Although weaker than the Lg noise, a few peaks appear at slownesses corresponding to a Pg phase in the direction of the Arabian Sea. Pg is a crustally traveling regional P wave and has been observed at a few arrays worldwide, but comprises a much smaller portion of the observed global noise composition (Koper et al. 2010). The smaller composition of these wave types may be due to their relatively low power compared with other noise sources, as we see in this study. Additionally, we observe one peak that corresponds to teleseismic P wave velocities to the southwest. Since high-frequency, teleseismic P wave noise has been shown to be most likely generated in the open oceans (e.g., Obrebski et al. 2013; Pyle et al. 2015), this signal may be originating in the South Atlantic Ocean.

Conclusions

We examine the array capabilities of the small-aperture array QWAR in Saudi Arabia.
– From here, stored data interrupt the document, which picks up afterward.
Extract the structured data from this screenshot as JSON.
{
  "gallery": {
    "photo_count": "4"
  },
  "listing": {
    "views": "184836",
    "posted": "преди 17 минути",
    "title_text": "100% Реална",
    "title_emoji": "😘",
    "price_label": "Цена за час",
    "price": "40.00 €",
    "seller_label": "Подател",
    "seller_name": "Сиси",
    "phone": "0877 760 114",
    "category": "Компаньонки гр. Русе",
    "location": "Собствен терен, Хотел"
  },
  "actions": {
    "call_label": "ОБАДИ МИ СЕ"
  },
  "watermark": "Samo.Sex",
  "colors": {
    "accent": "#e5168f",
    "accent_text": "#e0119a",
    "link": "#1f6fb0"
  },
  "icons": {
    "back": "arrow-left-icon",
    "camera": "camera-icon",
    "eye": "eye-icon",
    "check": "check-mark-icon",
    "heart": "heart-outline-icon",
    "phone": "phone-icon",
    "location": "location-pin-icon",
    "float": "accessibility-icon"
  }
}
Analysis of the backazimuths and slownesses obtained by a time-domain beampacking method compared with event catalog locations suggest that the array performs well at locating events compared with similar-sized arrays of the IMS. Strong, local, and persistent noise sources in the region as well as high attenuation in the collision zones surrounding the Arabian Peninsula likely play a role in the array’s event detection capabilities. A majority of events with magnitudes over 3.0 are detected, rising rapidly to detection rates of over 82% for events with magnitudes over 4.0. The dominant ambient seismic noise sources recorded by the array travel with an apparent velocity consistent with Lg waves. The strongest sources appear to be from the northern Arabian/Persian Gulf and the southern Red Sea, although the Lg energy comes from many directions, and possible weak sources of P wave energy may come from the southeast and southwest.